Optional grated Pecorino or Parmigiano cheese.
In a frying pan, heat the olive oil and then fry the onions until transparent, without browning them. Cut open the sausages and crumble the meat into the pan, then fry that until it loses its color.
Add a little more oil and the mushrooms, stirring and sautèing until cooked but still firm. Then add the cream, stirring up every bit of the brown part that is on the bottom of the pan. Taste for salt and correct it if necessary. Continue to simmer this on a very low flame if possible, until the pasta is done. You may add a little of the pasta water to loosen the sauce a bit, but remember, too, that with cream sauces it is important that the pasta not be even a bit past al dente, or it will feel slimy.

Drain the pasta and add it to the sauce pan, tossing around to coat very well every piece. Add a bit of nutmeg, then grind fresh black pepper over the whole. Serve smoking hot to two as a main course or 4 as a first course.

That, just in case anyone questions it, is how pasta should be boiled. Except for delicate stuffed pastas or some gnocchi, pasta isn’t a gentle simmer with a dimpled and jolly surface, but crazy-wild-foamy and volcanic like that photo.
Grated cheese is optional because it adds salt. Mine could not take the additional salt, so the cheese was placed there to make it look better in a photo. This is not a particularly pretty nor photogenic dish! But it is a really satisfying thing on a cool or rainy day.

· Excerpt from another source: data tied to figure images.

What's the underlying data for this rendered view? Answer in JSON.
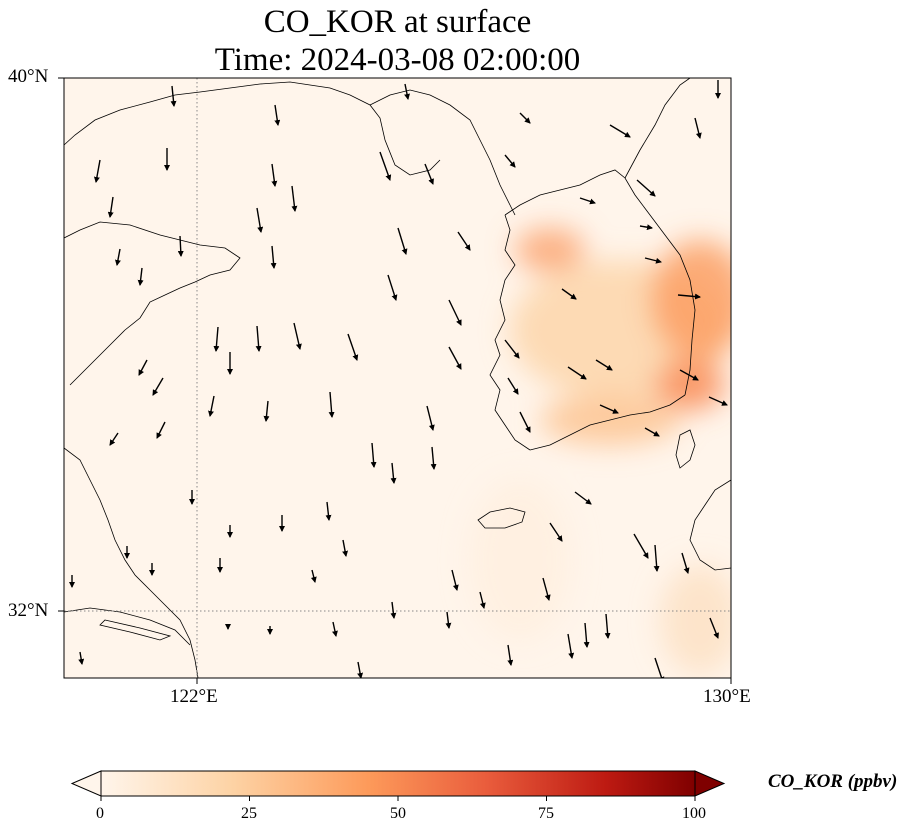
{
  "title": {
    "line1": "CO_KOR at surface",
    "line2": "Time: 2024-03-08 02:00:00"
  },
  "map": {
    "lon_range": [
      120,
      130
    ],
    "lat_range": [
      31,
      40
    ],
    "gridlines": {
      "lon": [
        122,
        130
      ],
      "lat": [
        32,
        40
      ],
      "style": "dotted"
    },
    "lat_ticks": [
      {
        "value": 40,
        "label": "40°N"
      },
      {
        "value": 32,
        "label": "32°N"
      }
    ],
    "lon_ticks": [
      {
        "value": 122,
        "label": "122°E"
      },
      {
        "value": 130,
        "label": "130°E"
      }
    ],
    "background_color": "#fff5eb",
    "coastline_color": "#000000",
    "wind_vector_color": "#000000"
  },
  "colorbar": {
    "label": "CO_KOR (ppbv)",
    "min": 0,
    "max": 100,
    "extend": "both",
    "colormap": "Oranges-to-dark-red",
    "stops": [
      "#fff5eb",
      "#fdd3a5",
      "#fd9a5a",
      "#e95c3c",
      "#bd1a12",
      "#7f0000"
    ],
    "ticks": [
      {
        "value": 0,
        "label": "0"
      },
      {
        "value": 25,
        "label": "25"
      },
      {
        "value": 50,
        "label": "50"
      },
      {
        "value": 75,
        "label": "75"
      },
      {
        "value": 100,
        "label": "100"
      }
    ]
  }
}
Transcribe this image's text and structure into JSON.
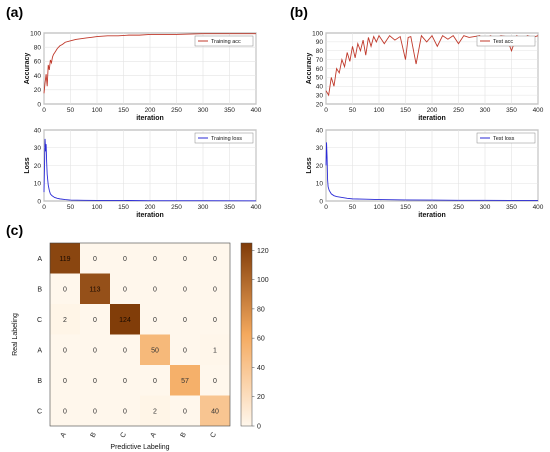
{
  "panels": {
    "a": "(a)",
    "b": "(b)",
    "c": "(c)"
  },
  "chart_data": [
    {
      "id": "train-acc",
      "type": "line",
      "xlabel": "iteration",
      "ylabel": "Accuracy",
      "xlim": [
        0,
        400
      ],
      "ylim": [
        0,
        100
      ],
      "xticks": [
        0,
        50,
        100,
        150,
        200,
        250,
        300,
        350,
        400
      ],
      "yticks": [
        0,
        20,
        40,
        60,
        80,
        100
      ],
      "grid": true,
      "legend_position": "top-right",
      "series": [
        {
          "name": "Training  acc",
          "color": "#c0392b",
          "x": [
            0,
            2,
            4,
            6,
            8,
            10,
            12,
            14,
            16,
            18,
            20,
            25,
            30,
            35,
            40,
            50,
            60,
            70,
            80,
            90,
            100,
            120,
            140,
            160,
            180,
            200,
            250,
            300,
            350,
            400
          ],
          "y": [
            15,
            30,
            42,
            25,
            55,
            48,
            62,
            58,
            66,
            70,
            72,
            78,
            82,
            84,
            87,
            89,
            91,
            92,
            93,
            94,
            95,
            96,
            96,
            97,
            97,
            98,
            98,
            99,
            99,
            99
          ]
        }
      ]
    },
    {
      "id": "train-loss",
      "type": "line",
      "xlabel": "iteration",
      "ylabel": "Loss",
      "xlim": [
        0,
        400
      ],
      "ylim": [
        0,
        40
      ],
      "xticks": [
        0,
        50,
        100,
        150,
        200,
        250,
        300,
        350,
        400
      ],
      "yticks": [
        0,
        10,
        20,
        30,
        40
      ],
      "grid": true,
      "legend_position": "top-right",
      "series": [
        {
          "name": "Training  loss",
          "color": "#2b2bd6",
          "x": [
            0,
            1,
            2,
            3,
            4,
            5,
            6,
            8,
            10,
            12,
            15,
            20,
            25,
            30,
            40,
            50,
            75,
            100,
            150,
            200,
            300,
            400
          ],
          "y": [
            5,
            20,
            35,
            28,
            32,
            22,
            15,
            9,
            6,
            4,
            3,
            2,
            1.5,
            1.2,
            0.8,
            0.5,
            0.4,
            0.3,
            0.3,
            0.2,
            0.2,
            0.1
          ]
        }
      ]
    },
    {
      "id": "test-acc",
      "type": "line",
      "xlabel": "iteration",
      "ylabel": "Accuracy",
      "xlim": [
        0,
        400
      ],
      "ylim": [
        20,
        100
      ],
      "xticks": [
        0,
        50,
        100,
        150,
        200,
        250,
        300,
        350,
        400
      ],
      "yticks": [
        20,
        30,
        40,
        50,
        60,
        70,
        80,
        90,
        100
      ],
      "grid": true,
      "legend_position": "top-right",
      "series": [
        {
          "name": "Test acc",
          "color": "#c0392b",
          "x": [
            0,
            5,
            10,
            15,
            20,
            25,
            30,
            35,
            40,
            45,
            50,
            55,
            60,
            65,
            70,
            75,
            80,
            85,
            90,
            95,
            100,
            110,
            120,
            130,
            140,
            150,
            155,
            160,
            170,
            180,
            190,
            200,
            210,
            220,
            230,
            240,
            250,
            260,
            270,
            280,
            290,
            300,
            310,
            320,
            330,
            340,
            350,
            360,
            370,
            380,
            390,
            400
          ],
          "y": [
            35,
            30,
            50,
            40,
            60,
            55,
            70,
            62,
            78,
            68,
            85,
            72,
            88,
            80,
            92,
            75,
            95,
            85,
            96,
            90,
            97,
            88,
            97,
            92,
            96,
            70,
            95,
            96,
            65,
            97,
            90,
            97,
            85,
            97,
            93,
            97,
            88,
            97,
            95,
            96,
            97,
            90,
            97,
            94,
            97,
            96,
            80,
            97,
            92,
            97,
            95,
            97
          ]
        }
      ]
    },
    {
      "id": "test-loss",
      "type": "line",
      "xlabel": "iteration",
      "ylabel": "Loss",
      "xlim": [
        0,
        400
      ],
      "ylim": [
        0,
        40
      ],
      "xticks": [
        0,
        50,
        100,
        150,
        200,
        250,
        300,
        350,
        400
      ],
      "yticks": [
        0,
        10,
        20,
        30,
        40
      ],
      "grid": true,
      "legend_position": "top-right",
      "series": [
        {
          "name": "Test loss",
          "color": "#2b2bd6",
          "x": [
            0,
            1,
            2,
            3,
            4,
            6,
            8,
            10,
            15,
            20,
            30,
            40,
            50,
            75,
            100,
            150,
            200,
            250,
            300,
            350,
            400
          ],
          "y": [
            20,
            33,
            25,
            12,
            8,
            6,
            5,
            4,
            3,
            2.5,
            2,
            1.5,
            1.2,
            1,
            0.8,
            0.6,
            0.5,
            0.4,
            0.4,
            0.3,
            0.3
          ]
        }
      ]
    },
    {
      "id": "confusion",
      "type": "heatmap",
      "xlabel": "Predictive Labeling",
      "ylabel": "Real Labeling",
      "row_labels": [
        "A",
        "B",
        "C",
        "A",
        "B",
        "C"
      ],
      "col_labels": [
        "A",
        "B",
        "C",
        "A",
        "B",
        "C"
      ],
      "values": [
        [
          119,
          0,
          0,
          0,
          0,
          0
        ],
        [
          0,
          113,
          0,
          0,
          0,
          0
        ],
        [
          2,
          0,
          124,
          0,
          0,
          0
        ],
        [
          0,
          0,
          0,
          50,
          0,
          1
        ],
        [
          0,
          0,
          0,
          0,
          57,
          0
        ],
        [
          0,
          0,
          0,
          2,
          0,
          40
        ]
      ],
      "colorbar": {
        "min": 0,
        "max": 125,
        "ticks": [
          0,
          20,
          40,
          60,
          80,
          100,
          120
        ]
      },
      "colors": {
        "low": "#fff7ec",
        "mid": "#f4a95e",
        "high": "#7f3b08"
      }
    }
  ]
}
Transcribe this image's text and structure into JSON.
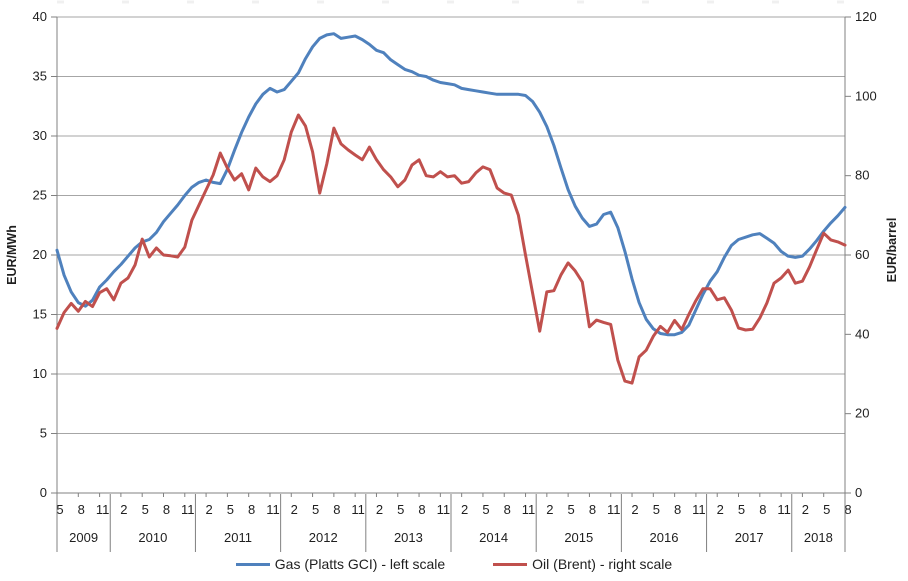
{
  "chart_data": {
    "type": "line",
    "title": "",
    "x_axis": {
      "start": "2009-05",
      "end": "2018-08",
      "points": 112,
      "tick_month_labels_by_year": [
        {
          "year": "2009",
          "months": [
            "5",
            "8",
            "11"
          ]
        },
        {
          "year": "2010",
          "months": [
            "2",
            "5",
            "8",
            "11"
          ]
        },
        {
          "year": "2011",
          "months": [
            "2",
            "5",
            "8",
            "11"
          ]
        },
        {
          "year": "2012",
          "months": [
            "2",
            "5",
            "8",
            "11"
          ]
        },
        {
          "year": "2013",
          "months": [
            "2",
            "5",
            "8",
            "11"
          ]
        },
        {
          "year": "2014",
          "months": [
            "2",
            "5",
            "8",
            "11"
          ]
        },
        {
          "year": "2015",
          "months": [
            "2",
            "5",
            "8",
            "11"
          ]
        },
        {
          "year": "2016",
          "months": [
            "2",
            "5",
            "8",
            "11"
          ]
        },
        {
          "year": "2017",
          "months": [
            "2",
            "5",
            "8",
            "11"
          ]
        },
        {
          "year": "2018",
          "months": [
            "2",
            "5",
            "8"
          ]
        }
      ]
    },
    "left_axis": {
      "title": "EUR/MWh",
      "min": 0,
      "max": 40,
      "step": 5,
      "tick_labels": [
        "0",
        "5",
        "10",
        "15",
        "20",
        "25",
        "30",
        "35",
        "40"
      ]
    },
    "right_axis": {
      "title": "EUR/barrel",
      "min": 0,
      "max": 120,
      "step": 20,
      "tick_labels": [
        "0",
        "20",
        "40",
        "60",
        "80",
        "100",
        "120"
      ]
    },
    "grid": "horizontal",
    "legend_position": "bottom",
    "colors": {
      "grid": "#a6a6a6",
      "axis": "#808080",
      "text": "#1f1f1f"
    },
    "series": [
      {
        "name": "Gas (Platts GCI) - left scale",
        "axis": "left",
        "color": "#4F81BD",
        "values": [
          20.4,
          18.3,
          16.9,
          16.0,
          15.7,
          16.2,
          17.3,
          17.9,
          18.6,
          19.2,
          19.9,
          20.6,
          21.1,
          21.3,
          21.9,
          22.8,
          23.5,
          24.2,
          25.0,
          25.7,
          26.1,
          26.3,
          26.1,
          26.0,
          27.2,
          28.8,
          30.3,
          31.6,
          32.7,
          33.5,
          34.0,
          33.7,
          33.9,
          34.6,
          35.3,
          36.5,
          37.5,
          38.2,
          38.5,
          38.6,
          38.2,
          38.3,
          38.4,
          38.1,
          37.7,
          37.2,
          37.0,
          36.4,
          36.0,
          35.6,
          35.4,
          35.1,
          35.0,
          34.7,
          34.5,
          34.4,
          34.3,
          34.0,
          33.9,
          33.8,
          33.7,
          33.6,
          33.5,
          33.5,
          33.5,
          33.5,
          33.4,
          32.9,
          32.0,
          30.8,
          29.2,
          27.3,
          25.5,
          24.1,
          23.1,
          22.4,
          22.6,
          23.4,
          23.6,
          22.3,
          20.3,
          18.0,
          16.0,
          14.6,
          13.8,
          13.4,
          13.3,
          13.3,
          13.5,
          14.1,
          15.4,
          16.7,
          17.8,
          18.6,
          19.8,
          20.8,
          21.3,
          21.5,
          21.7,
          21.8,
          21.4,
          21.0,
          20.3,
          19.9,
          19.8,
          19.9,
          20.5,
          21.2,
          22.0,
          22.7,
          23.3,
          24.0
        ]
      },
      {
        "name": "Oil (Brent) - right scale",
        "axis": "right",
        "color": "#C0504D",
        "values": [
          41.5,
          45.5,
          47.8,
          45.8,
          48.3,
          47.0,
          50.5,
          51.5,
          48.7,
          52.9,
          54.2,
          57.5,
          64.0,
          59.5,
          61.8,
          60.0,
          59.8,
          59.5,
          62.0,
          68.8,
          72.6,
          76.4,
          80.2,
          85.7,
          81.9,
          78.9,
          80.5,
          76.4,
          81.9,
          79.7,
          78.5,
          80.0,
          84.0,
          91.0,
          95.3,
          92.5,
          86.0,
          75.6,
          83.0,
          92.0,
          88.0,
          86.5,
          85.2,
          84.0,
          87.2,
          84.0,
          81.5,
          79.7,
          77.2,
          78.9,
          82.7,
          84.0,
          80.0,
          79.7,
          81.0,
          79.7,
          80.0,
          78.1,
          78.5,
          80.7,
          82.2,
          81.5,
          76.9,
          75.6,
          75.1,
          70.0,
          60.0,
          50.4,
          40.8,
          50.7,
          51.0,
          55.0,
          58.0,
          56.0,
          53.2,
          41.9,
          43.6,
          43.0,
          42.5,
          33.5,
          28.2,
          27.7,
          34.3,
          36.0,
          39.5,
          42.0,
          40.5,
          43.5,
          41.2,
          45.0,
          48.5,
          51.5,
          51.5,
          48.7,
          49.2,
          46.1,
          41.6,
          41.1,
          41.3,
          44.1,
          47.9,
          52.9,
          54.2,
          56.2,
          52.9,
          53.4,
          57.0,
          61.3,
          65.5,
          63.8,
          63.3,
          62.5
        ]
      }
    ]
  }
}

I could eat that right now and it is not yet even 11 AM here. Anyway, let’s send this off to Presto Pasta Night, because in Canada it’s going to be cold a lot sooner than here, and they should be well armed for it before it happens.
August 26th, 2008
Today alisonk came to lunch. She is doing a low carbohydrate regime, so I had to whip up some flour-free goodies. For a first course in place of pasta or risotto, we had a mushroom soup. I made the basic soup a day ago because most soups get better for sitting. When I reheated it I added the part that might not have refrigerated well.
As you can see, it is very dark and filled with mushrooms. The following recipe made soup for two.
No Carbohydrate Mushroom Soup
1 pound (.5 kilo) champignon or button mushrooms, cleaned and sliced. stems chopped
2 tablespoons butter
about .75 quart or liter of strong beef broth
salt to taste
heavy cream to taste
In a heavy pot I sautéed the mushrooms in the butter until they were quite browned and almost dried. Then I added the beef broth. I allowed this to cook and cook down several times, adding water to bring it up to level each time. Because I used “Better Than Bouillon” for the broth I added and needed no salt. When the whole thing was thoroughly infused, I poured it into a container and refrigerated it.
Today, a few minutes before I needed it, I warmed it up almost to a simmer and then added heavy cream, stirring it in, until it tasted balanced and rich. I ladled it into two deep bowl/cups and this is what happened.
The verdict was “Good!”
For main course, or secondo, we ate Pollo fra Diavolo from this page.
With it we ate a cabbage dish from Puglia that I once had made into a pasta, but today served it as it was meant to be. Because there is no chance at bread, pasta or dessert, I changed the fat used from oil to duck fat, but it will be good without it if you are not as lucky as we are.
Cavolo Pugliese or Pugliese cabbage
This would have been enough for four people normally, but this was a slender menu indeed.
about 3 cups of slivered fresh cabbage
2 small hot red peppers peperoncini
about 2 tablespoons oil or fat
salt to taste
5 cherry tomatoes, quartered
Heat a big frying pan with the fat you will use. Crumble the pepper into it (or take a pinch from a jar of crushed red pepper.) Add the cabbage and toss it about a bit to get the fat distributed. Continue to cook it, stirring once in a while, until some of the edges start to brown and there are no really hard parts left. Add about 1/2 teaspoon or a decent sized pinch of salt, stir and taste. Add salt until it seems right to you. Toss in the tomato pieces and stir until they wilt a bit. Serve.
I had prepared a salad, but there was no room left for it. We had eaten well.